Well ST-B was drilled with synthetic oil-base mud, which is non-conductive. Therefore, the ring and button sensors on the tool could not be used to measure formation resistivity. However, current does flow out the bit face that is in contact with the connate formation, and this allowed the bit resistivity measurement to be made. In this case, the lower monitor is used. Even though it is very close to the transmitter, it is not affected by a high current density because of the lack of current present in the mud. The current leaves the imaging-while-drilling tool at the bit, since this is in direct contact with the formation. The current is looped by returning at some touch point on the tool's stabilizer or BHA above. The upper monitor is used only because most of the current returns to the near-bit stabilizer mounted on the tool just above the monitor.
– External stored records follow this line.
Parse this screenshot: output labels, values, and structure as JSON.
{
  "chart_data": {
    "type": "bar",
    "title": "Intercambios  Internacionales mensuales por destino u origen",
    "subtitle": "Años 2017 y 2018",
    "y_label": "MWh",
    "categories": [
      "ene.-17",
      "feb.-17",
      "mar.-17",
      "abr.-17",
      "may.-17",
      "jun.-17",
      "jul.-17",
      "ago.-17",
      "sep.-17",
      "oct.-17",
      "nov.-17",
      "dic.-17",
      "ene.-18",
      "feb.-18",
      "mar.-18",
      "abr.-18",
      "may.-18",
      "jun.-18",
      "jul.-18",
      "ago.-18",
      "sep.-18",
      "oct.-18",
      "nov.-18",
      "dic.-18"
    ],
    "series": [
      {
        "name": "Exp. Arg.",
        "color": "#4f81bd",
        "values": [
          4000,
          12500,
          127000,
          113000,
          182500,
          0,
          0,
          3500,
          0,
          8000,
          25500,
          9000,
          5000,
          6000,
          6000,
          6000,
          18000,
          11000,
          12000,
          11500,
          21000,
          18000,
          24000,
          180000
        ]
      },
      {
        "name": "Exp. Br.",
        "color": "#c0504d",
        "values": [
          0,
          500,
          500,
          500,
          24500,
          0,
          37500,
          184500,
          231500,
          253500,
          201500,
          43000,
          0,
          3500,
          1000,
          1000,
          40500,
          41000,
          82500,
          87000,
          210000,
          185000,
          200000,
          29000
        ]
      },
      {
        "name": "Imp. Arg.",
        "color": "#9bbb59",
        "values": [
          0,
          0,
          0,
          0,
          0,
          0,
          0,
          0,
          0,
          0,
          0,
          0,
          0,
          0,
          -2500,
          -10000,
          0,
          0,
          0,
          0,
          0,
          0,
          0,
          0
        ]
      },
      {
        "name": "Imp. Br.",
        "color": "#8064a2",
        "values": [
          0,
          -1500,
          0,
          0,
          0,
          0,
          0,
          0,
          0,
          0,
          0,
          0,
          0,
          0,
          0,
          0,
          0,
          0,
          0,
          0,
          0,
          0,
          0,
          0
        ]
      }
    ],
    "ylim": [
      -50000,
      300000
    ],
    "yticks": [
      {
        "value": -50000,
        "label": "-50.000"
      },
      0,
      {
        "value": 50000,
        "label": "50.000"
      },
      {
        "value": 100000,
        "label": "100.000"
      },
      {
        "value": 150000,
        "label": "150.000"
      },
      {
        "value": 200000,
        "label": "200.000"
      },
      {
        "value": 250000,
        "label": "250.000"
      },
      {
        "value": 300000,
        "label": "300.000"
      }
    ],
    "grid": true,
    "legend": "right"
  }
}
Acquiring high-quality at-the-bit resistivity measurements in oil-base mud requires good and consistent contact between the bit and the formation. Constant weight on bit and careful monitoring of the drilling parameters prevented the bit losing contact with the formation, helping to provide reliable resistivity-at-the-bit measurements to make critical decisions for geostopping and to land the well inside the target sand.
Top of reservoir was penetrated at 3,315 m MD (2,197 m TVD), 14 m TVD deeper than expected. The reservoir was confirmed by a bit resistivity measurement of 30 ohm/m and hydrocarbon shows in the cutting samples. The well was landed at 0.5 m TVD below the top of C15 reservoir with an inclination of 87.3°. The casing shoe was set at 3,323 m MD.
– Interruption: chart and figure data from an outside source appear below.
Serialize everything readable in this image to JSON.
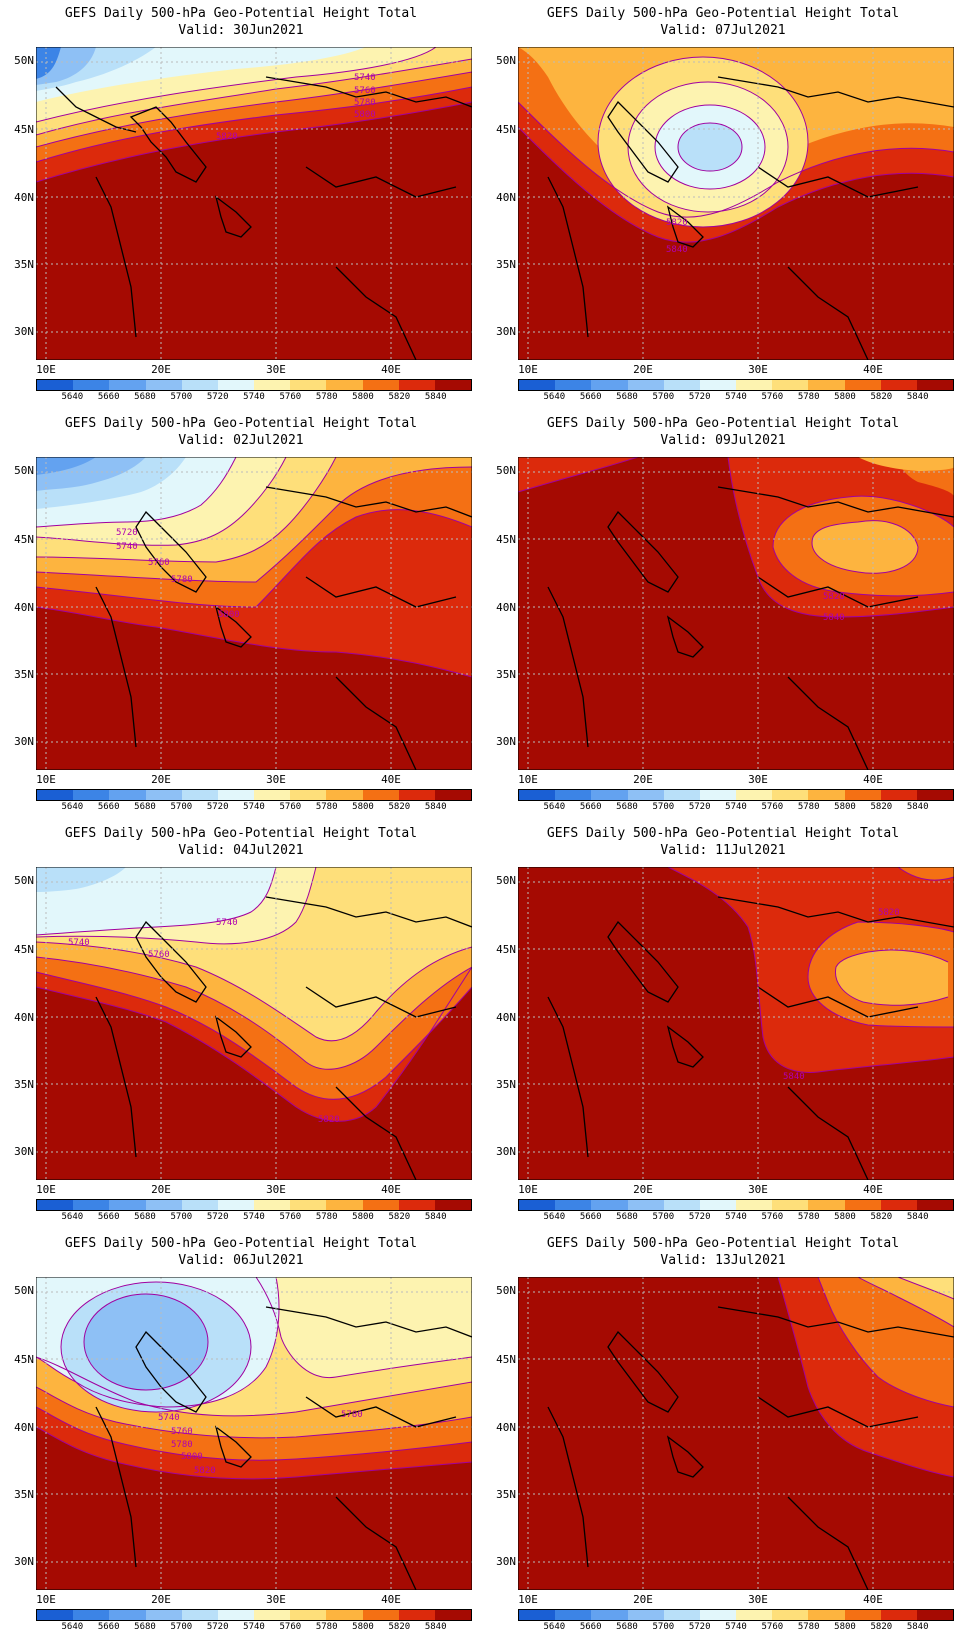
{
  "title_line1": "GEFS Daily 500-hPa Geo-Potential Height Total",
  "valid_prefix": "Valid: ",
  "lat_labels": [
    "50N",
    "45N",
    "40N",
    "35N",
    "30N"
  ],
  "lon_labels": [
    "10E",
    "20E",
    "30E",
    "40E"
  ],
  "colorbar": {
    "levels": [
      "5640",
      "5660",
      "5680",
      "5700",
      "5720",
      "5740",
      "5760",
      "5780",
      "5800",
      "5820",
      "5840"
    ],
    "colors": [
      "#1a5fd4",
      "#3c84e6",
      "#63a2f0",
      "#8ec0f5",
      "#b9e0f9",
      "#e2f7fb",
      "#fdf3b0",
      "#fedf7a",
      "#fdb43f",
      "#f47014",
      "#dc2a0c",
      "#a50a02"
    ]
  },
  "panels": [
    {
      "id": "p1",
      "valid": "Valid: 30Jun2021",
      "contour_labels": [
        "5740",
        "5760",
        "5780",
        "5800",
        "5820"
      ]
    },
    {
      "id": "p2",
      "valid": "Valid: 07Jul2021",
      "contour_labels": [
        "5820",
        "5840"
      ]
    },
    {
      "id": "p3",
      "valid": "Valid: 02Jul2021",
      "contour_labels": [
        "5720",
        "5740",
        "5760",
        "5780",
        "5800"
      ]
    },
    {
      "id": "p4",
      "valid": "Valid: 09Jul2021",
      "contour_labels": [
        "5820",
        "5840"
      ]
    },
    {
      "id": "p5",
      "valid": "Valid: 04Jul2021",
      "contour_labels": [
        "5740",
        "5740",
        "5760",
        "5820"
      ]
    },
    {
      "id": "p6",
      "valid": "Valid: 11Jul2021",
      "contour_labels": [
        "5820",
        "5840"
      ]
    },
    {
      "id": "p7",
      "valid": "Valid: 06Jul2021",
      "contour_labels": [
        "5740",
        "5760",
        "5780",
        "5800",
        "5820",
        "5780"
      ]
    },
    {
      "id": "p8",
      "valid": "Valid: 13Jul2021",
      "contour_labels": []
    }
  ]
}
The 6-in. production hole was geosteered using the DTB mapper to maximize exposure in the thin sand. As in the previous well, thorough pre-job modeling was performed to understand the tool response in the target formation. The total lateral section was 135.6 m MD in open hole and 57m MD in the reservoir, producing around 1,200 b/d without any water cut and exceeding CLJOC's expectations. Through the use of advanced LWD technologies, the well was drilled without the need for a pilot hole and maximized in the target reservoir, improving the production rate.